In August 2013, Datawatch Corporation (NASDAQ-CM: DWCH) announced that it had completed its acquisition of Panopticon Software AB.

In December 2018, Altair Engineering Inc (NASDAQ: ALTR) announced that it had completed its acquisition of Datawatch Corporation.

==Pre-attentive processing==
Panopticon is designed to allow analysts to utilize Pre-Attentive Processing to identify anomalies and outliers in large amounts of fast-changing data. Pre-Attentive Processing is a term from the area of human cognitive psychology and refers to the ability of the low-level human visual system to rapidly identify certain basic visual properties. Examples of visual features that can be detected in this way include hue, intensity, enclosure, orientation, size, and motion.

==Technology overview==
Panopticon's technology relies on in-memory OLAP cubes, which are displayed through a series of visualizations including treemapping. This allows the user to load data, select variables and hierarchical structures, and navigate through the resultant visualization, filtering, zooming and drilling (sometimes called slicing and dicing), to identify outliers, correlations and trends.

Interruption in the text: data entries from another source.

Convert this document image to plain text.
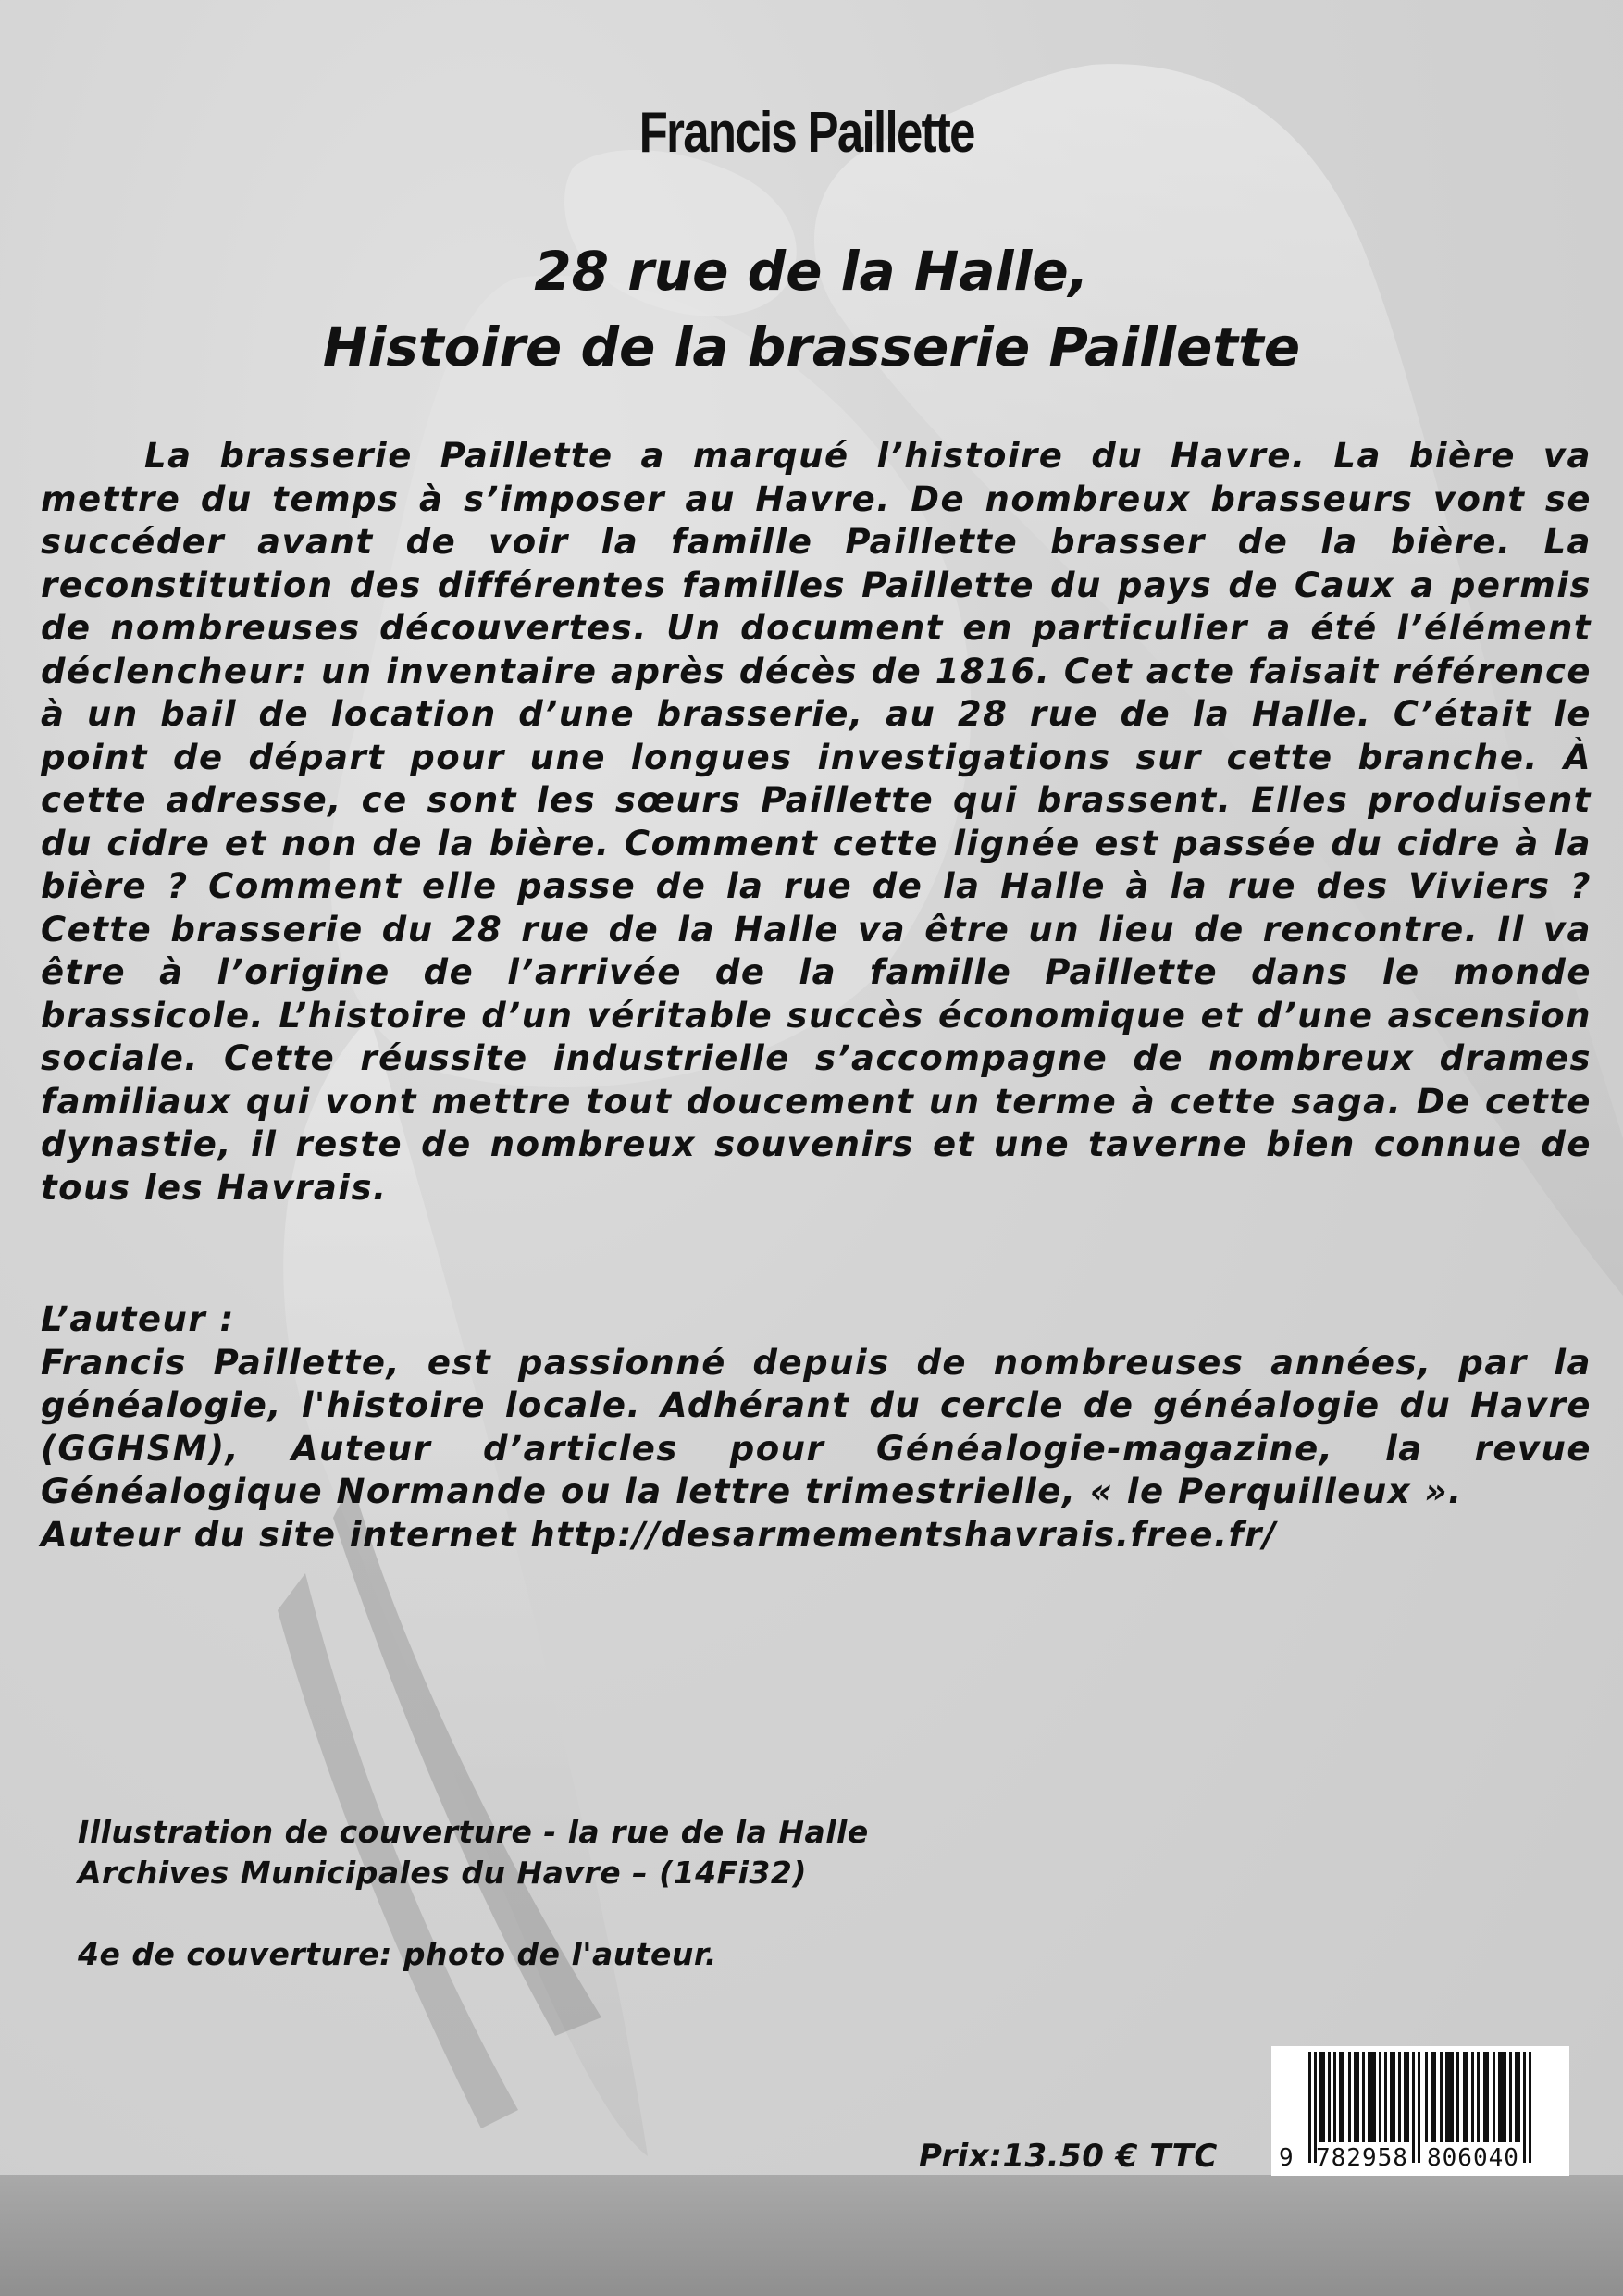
Francis Paillette
28 rue de la Halle,
Histoire de la brasserie Paillette

La brasserie Paillette a marqué l’histoire du Havre. La bière va mettre du temps à s’imposer au Havre. De nombreux brasseurs vont se succéder avant de voir la famille Paillette brasser de la bière. La reconstitution des différentes familles Paillette du pays de Caux a permis de nombreuses découvertes. Un document en particulier a été l’élément déclencheur: un inventaire après décès de 1816. Cet acte faisait référence à un bail de location d’une brasserie, au 28 rue de la Halle. C’était le point de départ pour une longues investigations sur cette branche. À cette adresse, ce sont les sœurs Paillette qui brassent. Elles produisent du cidre et non de la bière. Comment cette lignée est passée du cidre à la bière ? Comment elle passe de la rue de la Halle à la rue des Viviers ? Cette brasserie du 28 rue de la Halle va être un lieu de rencontre. Il va être à l’origine de l’arrivée de la famille Paillette dans le monde brassicole. L’histoire d’un véritable succès économique et d’une ascension sociale. Cette réussite industrielle s’accompagne de nombreux drames familiaux qui vont mettre tout doucement un terme à cette saga. De cette dynastie, il reste de nombreux souvenirs et une taverne bien connue de tous les Havrais.

L’auteur :
Francis Paillette, est passionné depuis de nombreuses années, par la généalogie, l'histoire locale. Adhérant du cercle de généalogie du Havre (GGHSM), Auteur d’articles pour Généalogie-magazine, la revue Généalogique Normande ou la lettre trimestrielle, « le Perquilleux ».
Auteur du site internet http://desarmementshavrais.free.fr/
Illustration de couverture - la rue de la Halle
Archives Municipales du Havre – (14Fi32)
4e de couverture: photo de l'auteur.
Prix:13.50 € TTC	9 782958 806040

Its streaming OLAP implementation takes an in-memory OLAP cube and allows data to be streamed through it. This combination makes the company's products attractive to industry verticals that require live streaming data, such as financial data of international markets, utility grid monitoring and telecommunications network traffic analysis. This is very different than the vast majority of OLAP implementations in which cubes are rebuilt periodically for new batches of data.

This support for streaming data with its products has allowed financial institutions such as JPMorgan Chase, Citigroup, Citadel, and BlackRock to implement the Panopticon within their real-time trading and risk applications.
Euromoney has stated that it provides the trader community with a way of quickly digesting information.